Managers' religious affiliation impacts hospital strategy
Protestant non-profit hospitals in Germany offer fewer treatment types, but focus more on complex treatments. By contrast, Catholic German hospitals offer more treatment types but focus on less complex treatments. This is the outcome of research on German non-profit hospitals by Jens Prüfer and Lapo Filistrucchi from Tilburg University. "The management's religious affiliation impacts the hospital's strategy", Prüfer says.
The researchers studied to what extent the religious affiliation of German non-profit hospitals affect their corporate strategy. Prüfer and Filistrucchi are among the first to show that the religious affiliation of managers has an impact on an organization's strategy. Earlier studies showed the effects of political attitudes or nationality. "We often think that religious faith does not play a role in how managers lead a company. However, despite the increasing secularization in Europe, the opposite seems to be the case."
Protestant non-profit hospitals in Germany are smaller than Catholic ones on average. Protestant hospitals opt for a strategy of specialization. They treat fewer patients, but apply relatively more complex treatment procedures. By contrast, Catholic hospitals opt for less specialization. They strive to help as many patients as possible and offer many treatment types, but apply simpler treatments than Protestant hospitals. "Our results are valid both for the entire country and within each state (Bundesland). The difference in strategy is even stronger if the competition between hospitals increases. For instance, a Catholic hospital with an obstetrics department that is in close proximity to another hospital offering obstetrics will more explicitly use a strategy that we identified as 'typically Catholic", Prüfer explains.

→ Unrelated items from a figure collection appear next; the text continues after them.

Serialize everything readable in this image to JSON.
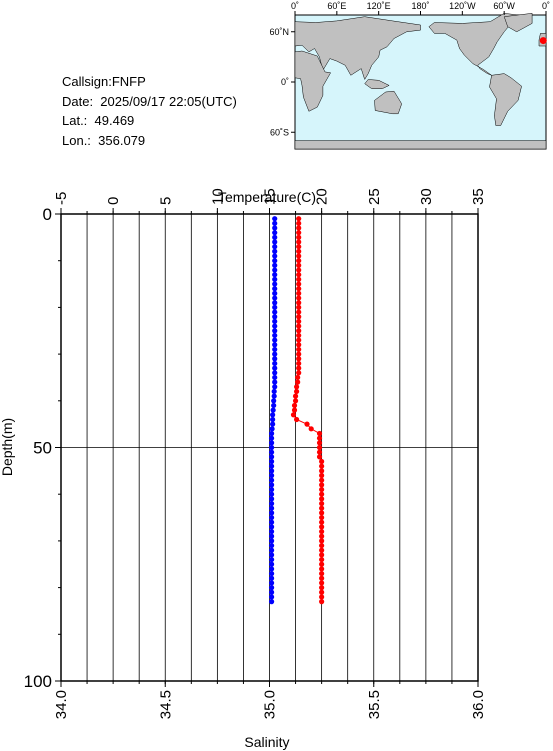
{
  "header": {
    "callsign": "Callsign:FNFP",
    "date": "Date:  2025/09/17 22:05(UTC)",
    "lat": "Lat.:  49.469",
    "lon": "Lon.:  356.079"
  },
  "map": {
    "top_ticks": [
      "0˚",
      "60˚E",
      "120˚E",
      "180˚",
      "120˚W",
      "60˚W",
      "0˚"
    ],
    "left_ticks": [
      "60˚N",
      "0˚",
      "60˚S"
    ],
    "station": {
      "lat": 49.469,
      "lon": 356.079
    },
    "ocean_color": "#d6f5fb",
    "land_color": "#c0c0c0",
    "marker_color": "#ff0000"
  },
  "chart_data": {
    "type": "scatter",
    "xlabel_top": "Temperature(C)",
    "xlabel_bottom": "Salinity",
    "ylabel": "Depth(m)",
    "temperature_range": [
      -5,
      35
    ],
    "salinity_range": [
      34.0,
      36.0
    ],
    "depth_range": [
      0,
      100
    ],
    "temperature_ticks": [
      "-5",
      "0",
      "5",
      "10",
      "15",
      "20",
      "25",
      "30",
      "35"
    ],
    "salinity_ticks": [
      "34.0",
      "34.5",
      "35.0",
      "35.5",
      "36.0"
    ],
    "depth_ticks": [
      "0",
      "50",
      "100"
    ],
    "series": [
      {
        "color": "#0000ff",
        "variable": "temperature",
        "depth": [
          1,
          2,
          3,
          4,
          5,
          6,
          7,
          8,
          9,
          10,
          11,
          12,
          13,
          14,
          15,
          16,
          17,
          18,
          19,
          20,
          21,
          22,
          23,
          24,
          25,
          26,
          27,
          28,
          29,
          30,
          31,
          32,
          33,
          34,
          35,
          36,
          37,
          38,
          39,
          40,
          41,
          42,
          43,
          44,
          45,
          46,
          47,
          48,
          49,
          50,
          51,
          52,
          53,
          54,
          55,
          56,
          57,
          58,
          59,
          60,
          61,
          62,
          63,
          64,
          65,
          66,
          67,
          68,
          69,
          70,
          71,
          72,
          73,
          74,
          75,
          76,
          77,
          78,
          79,
          80,
          81,
          82,
          83
        ],
        "values": [
          15.5,
          15.5,
          15.5,
          15.5,
          15.5,
          15.5,
          15.5,
          15.5,
          15.5,
          15.5,
          15.5,
          15.5,
          15.5,
          15.5,
          15.5,
          15.5,
          15.5,
          15.5,
          15.5,
          15.5,
          15.5,
          15.5,
          15.5,
          15.5,
          15.5,
          15.5,
          15.5,
          15.5,
          15.5,
          15.5,
          15.5,
          15.5,
          15.5,
          15.5,
          15.5,
          15.5,
          15.5,
          15.45,
          15.45,
          15.4,
          15.4,
          15.35,
          15.3,
          15.3,
          15.3,
          15.25,
          15.2,
          15.2,
          15.2,
          15.2,
          15.2,
          15.2,
          15.2,
          15.2,
          15.2,
          15.2,
          15.2,
          15.2,
          15.2,
          15.2,
          15.2,
          15.2,
          15.2,
          15.2,
          15.2,
          15.2,
          15.2,
          15.2,
          15.2,
          15.2,
          15.2,
          15.2,
          15.2,
          15.2,
          15.2,
          15.2,
          15.2,
          15.2,
          15.2,
          15.2,
          15.2,
          15.2,
          15.2
        ]
      },
      {
        "color": "#ff0000",
        "variable": "salinity",
        "depth": [
          1,
          2,
          3,
          4,
          5,
          6,
          7,
          8,
          9,
          10,
          11,
          12,
          13,
          14,
          15,
          16,
          17,
          18,
          19,
          20,
          21,
          22,
          23,
          24,
          25,
          26,
          27,
          28,
          29,
          30,
          31,
          32,
          33,
          34,
          35,
          36,
          37,
          38,
          39,
          40,
          41,
          42,
          43,
          44,
          45,
          46,
          47,
          48,
          49,
          50,
          51,
          52,
          53,
          54,
          55,
          56,
          57,
          58,
          59,
          60,
          61,
          62,
          63,
          64,
          65,
          66,
          67,
          68,
          69,
          70,
          71,
          72,
          73,
          74,
          75,
          76,
          77,
          78,
          79,
          80,
          81,
          82,
          83
        ],
        "values": [
          35.14,
          35.14,
          35.14,
          35.14,
          35.14,
          35.14,
          35.14,
          35.14,
          35.14,
          35.14,
          35.14,
          35.14,
          35.14,
          35.14,
          35.14,
          35.14,
          35.14,
          35.14,
          35.14,
          35.14,
          35.14,
          35.14,
          35.14,
          35.14,
          35.14,
          35.14,
          35.14,
          35.14,
          35.14,
          35.14,
          35.14,
          35.14,
          35.14,
          35.14,
          35.135,
          35.135,
          35.13,
          35.13,
          35.125,
          35.125,
          35.12,
          35.12,
          35.115,
          35.13,
          35.18,
          35.2,
          35.24,
          35.24,
          35.24,
          35.24,
          35.24,
          35.24,
          35.25,
          35.25,
          35.25,
          35.25,
          35.25,
          35.25,
          35.25,
          35.25,
          35.25,
          35.25,
          35.25,
          35.25,
          35.25,
          35.25,
          35.25,
          35.25,
          35.25,
          35.25,
          35.25,
          35.25,
          35.25,
          35.25,
          35.25,
          35.25,
          35.25,
          35.25,
          35.25,
          35.25,
          35.25,
          35.25,
          35.25
        ]
      }
    ],
    "grid": true
  }
}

The average Catholic non-profit hospital in Germany generates more turnover than a Protestant one, while the turnover per patient is higher in the average Protestant hospital. The number of departments in a Catholic hospital is larger than in a Protestant one. However, Protestant hospitals deploy more generalist and specialist doctors per patient and more frequently work together with universities and other educational institutions.
The strategies of Protestant and Catholic managers can be traced back to the theological cornerstones of the two religions, Prüfer and Filistrucchi argue on the basis of their literature review. In their opinion, Catholic and Protestant managers get spiritual rewards from altruistic behavior. In the healthcare sector, this results in striving to maximize patient benefits. In Protestantism, the focus is on the individual. This translates into a focus on the best possible care for the individual patient. Catholicism, however, focuses on a believer's community, which can explain why Catholic managers focus on treating many patients.
Despite the different strategies employed by Catholic and Protestant hospitals, Prüfer and Filistrucchi could not identify any persistent differences in quality outcome measures related to hospitals' religious affiliation. It is hence impossible to state that this or that type of religious hospital delivers "better" medical treatment.
The researchers analyzed quality reports on all German hospitals in 2006 and 2008. Approximately 830 of the 1930 hospitals in Germany operate on a non-profit basis. In this category of hospitals, 40% are Catholic and 23% are Protestant. The remaining 37% of non-profit hospitals were not included in the study.